Al principio, días después del efusivo saludo de William Hupfer, todo parecía normal; ni rastro del futuro dolor. Incluso llegó a celebrar un concierto dos días después. Fue al cabo de una semana cuando se manifestó el verdadero alcance de la lesión. Al parecer, y según las primeras exploraciones médicas, sufría el pinzamiento de un nervio a la altura de las vértebras cervicales.
Desde entonces ha visitado a cuantos médicos le han recomendado en Toronto y Nueva York. Aparte del mencionado pinzamiento, los facultativos no encontraron ninguna otra lesión. Para desánimo del ermitaño.
—Es posible que el doctor Stein me quite la escayola el próximo lunes —anuncia al director de la Orquesta de Filadelfia. Por descontado, es más un deseo que otra cosa.
Tras cancelar no pocos conciertos y una gira por Europa, hizo caso de los consejos de Eugene Ormandy: ha viajado hasta Filadelfia para visitar a Irwin Stein, el cirujano ortopédico más importante de toda la ciudad. Él, el doctor Stein, es quien le ha escayolado el tronco: de esta manera pretende subir el hombro lesionado y reducir el estiramiento de los nervios.
—De acuerdo, aquí estaré, Hotel Drake, en la habitación más orwelliana de todas, la 101 —se despide del director de orquesta.

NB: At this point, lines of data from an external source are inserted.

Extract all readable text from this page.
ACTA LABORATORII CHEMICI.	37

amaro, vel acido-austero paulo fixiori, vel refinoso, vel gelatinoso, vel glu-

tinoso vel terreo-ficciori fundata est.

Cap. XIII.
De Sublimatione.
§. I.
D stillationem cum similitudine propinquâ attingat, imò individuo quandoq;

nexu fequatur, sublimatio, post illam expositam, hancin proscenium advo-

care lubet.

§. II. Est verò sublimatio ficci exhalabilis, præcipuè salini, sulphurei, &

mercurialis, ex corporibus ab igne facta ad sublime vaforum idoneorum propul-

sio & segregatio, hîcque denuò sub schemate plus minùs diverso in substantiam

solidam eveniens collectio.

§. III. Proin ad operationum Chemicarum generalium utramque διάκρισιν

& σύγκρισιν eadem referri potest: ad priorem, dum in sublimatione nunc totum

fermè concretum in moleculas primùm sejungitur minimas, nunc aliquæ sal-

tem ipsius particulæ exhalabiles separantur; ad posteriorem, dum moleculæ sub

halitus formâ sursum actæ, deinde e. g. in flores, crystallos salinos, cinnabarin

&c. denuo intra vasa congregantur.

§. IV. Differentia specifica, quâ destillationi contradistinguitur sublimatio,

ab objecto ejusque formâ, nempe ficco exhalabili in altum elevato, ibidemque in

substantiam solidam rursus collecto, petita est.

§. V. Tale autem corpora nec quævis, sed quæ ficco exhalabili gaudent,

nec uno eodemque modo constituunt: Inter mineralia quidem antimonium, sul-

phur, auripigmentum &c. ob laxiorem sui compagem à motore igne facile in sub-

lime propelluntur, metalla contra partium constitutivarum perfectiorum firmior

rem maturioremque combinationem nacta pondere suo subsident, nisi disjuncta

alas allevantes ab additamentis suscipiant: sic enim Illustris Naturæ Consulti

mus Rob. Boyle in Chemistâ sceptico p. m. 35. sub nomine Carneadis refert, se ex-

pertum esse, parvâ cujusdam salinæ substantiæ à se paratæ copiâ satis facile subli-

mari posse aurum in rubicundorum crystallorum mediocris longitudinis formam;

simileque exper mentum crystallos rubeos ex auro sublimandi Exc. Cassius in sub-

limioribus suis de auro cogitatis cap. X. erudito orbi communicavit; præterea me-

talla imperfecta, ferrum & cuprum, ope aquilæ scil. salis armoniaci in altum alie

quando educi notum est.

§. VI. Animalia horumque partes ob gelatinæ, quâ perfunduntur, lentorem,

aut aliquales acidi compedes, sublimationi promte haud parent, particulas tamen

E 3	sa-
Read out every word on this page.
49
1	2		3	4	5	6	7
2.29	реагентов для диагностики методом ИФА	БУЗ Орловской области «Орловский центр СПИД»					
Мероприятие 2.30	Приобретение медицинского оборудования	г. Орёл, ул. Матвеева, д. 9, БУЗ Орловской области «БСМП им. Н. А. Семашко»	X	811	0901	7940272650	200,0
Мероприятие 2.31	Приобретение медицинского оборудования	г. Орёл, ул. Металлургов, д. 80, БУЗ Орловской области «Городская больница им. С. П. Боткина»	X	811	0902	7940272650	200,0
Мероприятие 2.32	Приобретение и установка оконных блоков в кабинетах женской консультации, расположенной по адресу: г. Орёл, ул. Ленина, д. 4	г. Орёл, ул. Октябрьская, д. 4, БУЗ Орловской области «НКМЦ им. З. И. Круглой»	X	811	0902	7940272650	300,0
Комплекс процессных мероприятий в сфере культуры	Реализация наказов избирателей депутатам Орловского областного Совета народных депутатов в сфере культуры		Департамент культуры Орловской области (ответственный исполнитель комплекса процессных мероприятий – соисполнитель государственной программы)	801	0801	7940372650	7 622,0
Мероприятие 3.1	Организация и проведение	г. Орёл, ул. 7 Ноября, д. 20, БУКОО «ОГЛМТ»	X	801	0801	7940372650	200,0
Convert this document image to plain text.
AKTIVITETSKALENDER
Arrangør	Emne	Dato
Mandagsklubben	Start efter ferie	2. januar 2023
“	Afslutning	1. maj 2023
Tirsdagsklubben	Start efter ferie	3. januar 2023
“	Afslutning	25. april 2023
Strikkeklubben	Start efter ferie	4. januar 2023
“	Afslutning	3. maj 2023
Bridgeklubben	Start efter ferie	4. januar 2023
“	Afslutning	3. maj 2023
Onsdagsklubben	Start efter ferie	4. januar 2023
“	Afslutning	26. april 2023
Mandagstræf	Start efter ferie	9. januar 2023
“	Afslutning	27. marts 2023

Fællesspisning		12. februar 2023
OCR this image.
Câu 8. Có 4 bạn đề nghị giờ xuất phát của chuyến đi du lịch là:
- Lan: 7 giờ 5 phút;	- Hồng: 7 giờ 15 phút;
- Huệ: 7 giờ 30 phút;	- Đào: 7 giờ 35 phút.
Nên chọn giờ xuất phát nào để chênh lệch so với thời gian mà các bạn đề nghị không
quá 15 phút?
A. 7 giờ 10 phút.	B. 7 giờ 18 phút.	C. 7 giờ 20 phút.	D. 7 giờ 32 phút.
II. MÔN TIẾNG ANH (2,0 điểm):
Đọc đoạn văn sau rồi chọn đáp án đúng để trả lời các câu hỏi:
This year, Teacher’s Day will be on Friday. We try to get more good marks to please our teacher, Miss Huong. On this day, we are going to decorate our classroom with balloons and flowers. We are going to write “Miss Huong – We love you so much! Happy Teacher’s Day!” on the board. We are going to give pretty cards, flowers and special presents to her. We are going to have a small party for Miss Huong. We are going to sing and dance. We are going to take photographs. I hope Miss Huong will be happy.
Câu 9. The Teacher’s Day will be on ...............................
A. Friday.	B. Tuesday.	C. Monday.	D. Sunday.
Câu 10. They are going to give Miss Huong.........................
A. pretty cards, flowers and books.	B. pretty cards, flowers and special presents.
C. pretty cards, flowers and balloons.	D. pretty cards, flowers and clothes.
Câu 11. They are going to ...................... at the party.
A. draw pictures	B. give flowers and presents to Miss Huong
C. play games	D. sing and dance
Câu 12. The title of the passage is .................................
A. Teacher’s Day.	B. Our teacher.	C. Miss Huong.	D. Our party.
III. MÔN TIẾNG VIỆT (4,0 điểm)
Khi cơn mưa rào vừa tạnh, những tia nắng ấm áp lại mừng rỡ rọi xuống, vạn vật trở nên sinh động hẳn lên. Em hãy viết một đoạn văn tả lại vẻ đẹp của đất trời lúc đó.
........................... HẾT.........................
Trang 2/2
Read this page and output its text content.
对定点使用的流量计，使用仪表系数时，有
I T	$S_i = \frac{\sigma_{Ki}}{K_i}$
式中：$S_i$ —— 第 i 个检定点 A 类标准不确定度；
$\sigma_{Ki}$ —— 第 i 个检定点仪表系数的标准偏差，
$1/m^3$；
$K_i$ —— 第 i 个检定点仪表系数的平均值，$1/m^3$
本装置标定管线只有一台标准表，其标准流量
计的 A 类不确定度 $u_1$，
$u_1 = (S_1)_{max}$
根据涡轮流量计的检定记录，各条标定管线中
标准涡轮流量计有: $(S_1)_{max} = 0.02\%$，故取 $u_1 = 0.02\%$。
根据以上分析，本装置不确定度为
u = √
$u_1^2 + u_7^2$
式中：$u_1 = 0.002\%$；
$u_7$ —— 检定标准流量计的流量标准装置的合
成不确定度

Lleva ya una semana encerrado en el hotel, escondido del mundo, de los promotores de los conciertos cancelados en los últimos meses y de los seguidores que correrían a visitarle de conocer de la noticia. Él no lo sabe, pero aún le restan otras cinco semanas antes de que abandone el Hotel Drake. No saldrá de allí hasta finales de mayo de 1960.
Una vez transcurrido el plazo previsto, el doctor le libera de la prisión de escayola. Pero nada ha cambiado, todavía ha de sufrir un poco más: ahora habrá de llevar el brazo en cabestrillo. Y luego, una vez el cabestrillo haya cumplido su función, un collarín que usará siempre que se siente frente al piano.
Es su particular vía crucis. Su viaje al fondo de la desesperación y el desaliento. Cuando visitó las oficinas de Steinway no podía ni imaginar que la reunión acabaría de aquella manera. Con el malhadado golpe del señor Hupfer. Más incluso que el padecimiento físico, le duele que sospechen de él. Que el señor Steinway y sus ayudantes barajen la posibilidad del fraude, que él les esté engañando. Tiene gracia, como si a él le hiciese falta semejante treta para ganar dinero.
—Tiene gracia, Madre —suele quejarse por teléfono cuando habla con Florence—, que piensen eso de mí. ¡Con la de dinero que he perdido a causa de las cancelaciones de conciertos!
Es por ello, para acallar a los que recelan, por lo que presenta una demanda contra el señor Steinway y otra contra William Hupfer.
Solicita trescientos mil dólares en concepto de daños y perjuicios.
—Se acabaron las bromas —repetirá a partir de entonces a los amigos que le llaman para interesarse por el estado de la lesión.